Y digo, que hay que ser agradecido con el fútbol, porque lo de ayer podría haber sido de escándalo, si el fútbol llega a ser más cruel con nosotros. Pero afortunadamente, de lo mejor de este Hércules, es su portero Falcón, que fue parando y desbaratando, ocasiones una tras otra, acciones que ya se daban cantadas como goles. Al final su esfuerzo sirvió para bien poco, eso sí, para evitar una goleada de sofoco.

Pocas instancias quedan a donde encomendarse. Hemos caído de nuevo a la plaza de promoción para evitar el descenso, rozando los puestos de descenso directo. Cosas más raras se han visto, pero el que quiera ponerse una venda en los ojos y pensar que esto irá para arriba, seguramente se está engañando él solo. Este equipo, con estos mimbres da para lo que da, y a estas alturas, muchos ya firmaríamos, porque fuera una temporada sin sobresaltos ni sustos, al final salvemos la categoría, y después Dios dirá. Eso salvo que en el llamado «Mercado de Invierno» los dueños saquen la chequera y tiren la casa por la ventana, pero en serio, no con los parches y reparaciones de otras temporadas. El caso es que en quince días, Lleida y Castellón nos han puesto los pies sobre la tierra.

Pronto. En el minuto cuatro hizo Falcón su primera gran parada a tiro de Jorge, lo sacó de la misma escuadra. Minuto seis, segunda gran parada, vaselina de Rubén, despeje y al larguero. En sólo seis minutos podían llevar dos goles. En el minuto trece le anulan un gol al Castellón, por fuera de juego, parece que lo era, pero el caso es que nos volvieron a pillar. Apenas minutos de sosiego, pero las ocasiones locales se suceden, en el treinta y cuatro, César perdona una, y en el cuarenta y dos salva Álvaro Pérez, de los pies de Jorge. Por si faltaba algo al borde del descanso, fue de nuevo Álvaro Pérez, el que pudo cometer penalti, el árbitro no quiso saber nada. Descanso y respiro, de haberse disputado a los puntos, como el boxeo, nos habríamos llevado una goleada.

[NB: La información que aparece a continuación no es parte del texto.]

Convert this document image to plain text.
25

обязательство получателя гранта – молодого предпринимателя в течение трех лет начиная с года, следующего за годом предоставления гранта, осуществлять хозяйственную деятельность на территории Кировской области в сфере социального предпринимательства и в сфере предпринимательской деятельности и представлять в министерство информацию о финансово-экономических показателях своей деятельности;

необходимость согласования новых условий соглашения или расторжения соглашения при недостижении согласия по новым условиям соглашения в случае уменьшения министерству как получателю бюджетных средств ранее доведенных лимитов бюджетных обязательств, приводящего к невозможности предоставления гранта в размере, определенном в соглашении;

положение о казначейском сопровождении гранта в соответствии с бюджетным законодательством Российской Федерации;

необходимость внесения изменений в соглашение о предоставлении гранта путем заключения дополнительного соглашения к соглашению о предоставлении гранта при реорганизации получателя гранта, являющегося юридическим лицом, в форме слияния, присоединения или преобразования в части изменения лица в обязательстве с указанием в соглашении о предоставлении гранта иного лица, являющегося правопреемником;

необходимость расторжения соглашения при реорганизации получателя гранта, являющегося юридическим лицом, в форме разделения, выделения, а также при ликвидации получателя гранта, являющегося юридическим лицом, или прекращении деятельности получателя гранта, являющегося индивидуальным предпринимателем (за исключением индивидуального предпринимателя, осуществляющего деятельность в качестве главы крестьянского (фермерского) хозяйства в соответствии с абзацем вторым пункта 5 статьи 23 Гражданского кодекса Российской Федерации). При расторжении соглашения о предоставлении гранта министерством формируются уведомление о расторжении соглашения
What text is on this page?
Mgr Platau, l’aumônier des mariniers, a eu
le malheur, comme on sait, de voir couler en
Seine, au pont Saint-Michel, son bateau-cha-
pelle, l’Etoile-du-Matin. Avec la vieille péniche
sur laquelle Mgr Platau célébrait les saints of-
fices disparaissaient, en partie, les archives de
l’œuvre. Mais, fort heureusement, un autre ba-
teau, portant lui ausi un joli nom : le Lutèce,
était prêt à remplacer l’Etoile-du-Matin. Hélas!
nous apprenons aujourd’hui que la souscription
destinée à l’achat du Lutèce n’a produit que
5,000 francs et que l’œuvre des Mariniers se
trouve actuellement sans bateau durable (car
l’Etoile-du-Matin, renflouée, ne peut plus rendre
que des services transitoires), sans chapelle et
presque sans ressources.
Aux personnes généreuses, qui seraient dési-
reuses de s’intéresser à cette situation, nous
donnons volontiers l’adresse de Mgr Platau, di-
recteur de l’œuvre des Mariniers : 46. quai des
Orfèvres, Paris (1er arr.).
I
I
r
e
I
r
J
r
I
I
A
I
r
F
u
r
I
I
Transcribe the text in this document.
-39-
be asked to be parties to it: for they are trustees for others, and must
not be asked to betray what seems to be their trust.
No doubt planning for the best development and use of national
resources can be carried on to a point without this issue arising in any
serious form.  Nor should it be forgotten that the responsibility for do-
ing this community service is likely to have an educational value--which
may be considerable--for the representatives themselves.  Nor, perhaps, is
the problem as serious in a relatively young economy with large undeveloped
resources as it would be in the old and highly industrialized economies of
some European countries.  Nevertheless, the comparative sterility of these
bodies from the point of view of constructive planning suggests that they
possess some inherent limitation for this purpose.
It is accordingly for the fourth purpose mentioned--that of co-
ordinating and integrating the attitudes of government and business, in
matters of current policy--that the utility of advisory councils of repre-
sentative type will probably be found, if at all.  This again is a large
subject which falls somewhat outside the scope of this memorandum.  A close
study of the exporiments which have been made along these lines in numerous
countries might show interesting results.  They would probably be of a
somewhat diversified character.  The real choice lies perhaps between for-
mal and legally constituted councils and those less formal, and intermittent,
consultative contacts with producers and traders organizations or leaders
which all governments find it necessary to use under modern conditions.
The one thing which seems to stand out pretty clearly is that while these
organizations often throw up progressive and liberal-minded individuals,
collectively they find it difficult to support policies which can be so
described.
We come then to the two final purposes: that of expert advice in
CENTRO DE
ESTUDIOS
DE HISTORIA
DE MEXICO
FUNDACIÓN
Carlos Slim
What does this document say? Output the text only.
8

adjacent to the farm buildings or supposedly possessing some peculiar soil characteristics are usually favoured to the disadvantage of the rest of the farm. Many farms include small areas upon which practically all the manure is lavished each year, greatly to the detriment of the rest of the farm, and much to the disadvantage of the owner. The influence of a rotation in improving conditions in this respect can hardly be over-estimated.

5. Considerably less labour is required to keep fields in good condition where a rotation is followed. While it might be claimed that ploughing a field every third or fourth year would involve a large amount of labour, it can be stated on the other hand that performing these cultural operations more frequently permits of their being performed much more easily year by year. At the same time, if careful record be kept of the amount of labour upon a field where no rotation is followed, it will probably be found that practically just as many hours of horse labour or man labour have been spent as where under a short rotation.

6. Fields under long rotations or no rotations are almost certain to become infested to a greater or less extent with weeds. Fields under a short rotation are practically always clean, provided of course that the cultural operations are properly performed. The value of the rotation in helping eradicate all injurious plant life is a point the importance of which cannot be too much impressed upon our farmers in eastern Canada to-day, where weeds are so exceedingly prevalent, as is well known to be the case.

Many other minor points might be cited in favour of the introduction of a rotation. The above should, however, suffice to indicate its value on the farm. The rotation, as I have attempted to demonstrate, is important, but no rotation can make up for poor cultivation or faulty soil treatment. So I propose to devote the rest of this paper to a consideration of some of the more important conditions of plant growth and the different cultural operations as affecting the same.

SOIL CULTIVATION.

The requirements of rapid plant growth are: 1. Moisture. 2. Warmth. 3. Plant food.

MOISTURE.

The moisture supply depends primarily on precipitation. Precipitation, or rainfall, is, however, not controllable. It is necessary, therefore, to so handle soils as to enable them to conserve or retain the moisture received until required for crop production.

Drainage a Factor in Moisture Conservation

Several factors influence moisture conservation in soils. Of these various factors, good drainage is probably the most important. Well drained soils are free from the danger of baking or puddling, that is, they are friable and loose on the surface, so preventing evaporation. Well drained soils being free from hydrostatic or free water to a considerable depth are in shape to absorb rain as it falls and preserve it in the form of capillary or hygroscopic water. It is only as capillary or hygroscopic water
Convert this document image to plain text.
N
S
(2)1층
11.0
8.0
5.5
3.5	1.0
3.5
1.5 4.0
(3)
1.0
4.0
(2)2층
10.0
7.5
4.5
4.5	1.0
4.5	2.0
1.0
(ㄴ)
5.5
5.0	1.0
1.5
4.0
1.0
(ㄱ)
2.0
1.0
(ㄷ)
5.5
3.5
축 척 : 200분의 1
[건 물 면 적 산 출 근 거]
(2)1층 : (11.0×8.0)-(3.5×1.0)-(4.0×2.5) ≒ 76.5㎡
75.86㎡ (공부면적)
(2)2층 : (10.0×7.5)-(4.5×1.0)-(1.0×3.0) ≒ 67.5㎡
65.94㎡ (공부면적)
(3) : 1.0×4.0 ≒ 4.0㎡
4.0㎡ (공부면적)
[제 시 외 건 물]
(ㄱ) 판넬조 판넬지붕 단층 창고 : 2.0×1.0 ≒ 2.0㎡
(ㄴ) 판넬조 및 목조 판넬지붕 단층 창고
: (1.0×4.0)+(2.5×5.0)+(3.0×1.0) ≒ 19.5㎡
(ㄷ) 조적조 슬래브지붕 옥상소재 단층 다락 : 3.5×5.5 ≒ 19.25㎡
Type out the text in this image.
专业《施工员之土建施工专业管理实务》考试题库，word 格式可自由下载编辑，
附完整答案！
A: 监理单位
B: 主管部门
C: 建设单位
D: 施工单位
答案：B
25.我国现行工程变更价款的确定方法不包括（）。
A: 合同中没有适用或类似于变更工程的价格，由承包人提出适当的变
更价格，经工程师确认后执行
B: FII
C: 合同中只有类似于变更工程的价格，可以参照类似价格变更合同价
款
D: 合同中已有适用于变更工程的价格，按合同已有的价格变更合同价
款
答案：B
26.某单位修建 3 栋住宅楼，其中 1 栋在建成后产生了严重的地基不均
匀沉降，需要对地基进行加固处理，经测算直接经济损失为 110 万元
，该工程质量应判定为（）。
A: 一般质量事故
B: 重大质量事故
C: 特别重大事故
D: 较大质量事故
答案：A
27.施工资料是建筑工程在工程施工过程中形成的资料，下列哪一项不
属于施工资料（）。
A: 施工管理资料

En el cincuenta y nueve, ya inmersos en la segunda parte, llegaría otra de las grandes paradas de Falcón, con adorno incluido, pero como dice el refrán: «Tanto va el cántaro a la fuente, que al final se rompe». Ya era demasiado, y así un minuto más tarde llegó el gol, que aún intuyó nuestro portero, pero frente al que nada pudo hacer. Era el uno a cero. Centro por la derecha y cabezazo impecable de Gálvez. El central subió a rematar y no fue en balde.

A partir de ahí, lo de siempre. El conjunto local se quedó a verlas venir. Nadó y guardó la ropa. El Hércules, con tiempo todavía, se lanzó hacía adelante, pero tampoco a tumba abierta, sino más bien a borbotones, a escopetazos. Como podía o le dejaban. Cierto dominio. Una ocasión de Jona y otra de Carlos Martínez, pero sin mayor trascendencia.

Fuente: Hércules de Alicante Club de Fútbol.

Con el pitido final llegó la euforia de una afición local que prácticamente llenó su estadio, y llegó la decepción de la expedición de aficionados herculanos que fletaba el club, más no pocos que tomaron sus coches y fueron hasta tierras castellonenses. Mitad fútbol, mitad excursión dominguera.

Esto es para desquiciarse. El entrenador del Castellón, Óscar Cano, dijo a lo largo de la semana que había que llevar mucho cuidado, porque el Hércules era el Real Madrid de la Segunda División B. Todos los técnicos de otros equipos que vienen a Alicante, en sala de prensa, ponderan y ensalzan al Hércules, diciendo que tiene un gran equipo, y además hacen referencia con nombre propio a alguno de los jugadores. Dígase, los Alfaro, Benja, Carlos Martínez, Iñiguez, Jona. Entonces, ¿qué está pasando?, ¿cuál es la tecla o el acorde mal tocado que hace que desafine la sinfonía? A saber…

Este próximo domingo, ya en casa, espera al Mestalla, el filial del Valencia. O el ELECTROENCEFALOGRAMA deja de ser plano y se recobran las pulsaciones normales, o esto puede ser MORTAL DE NECESIDAD.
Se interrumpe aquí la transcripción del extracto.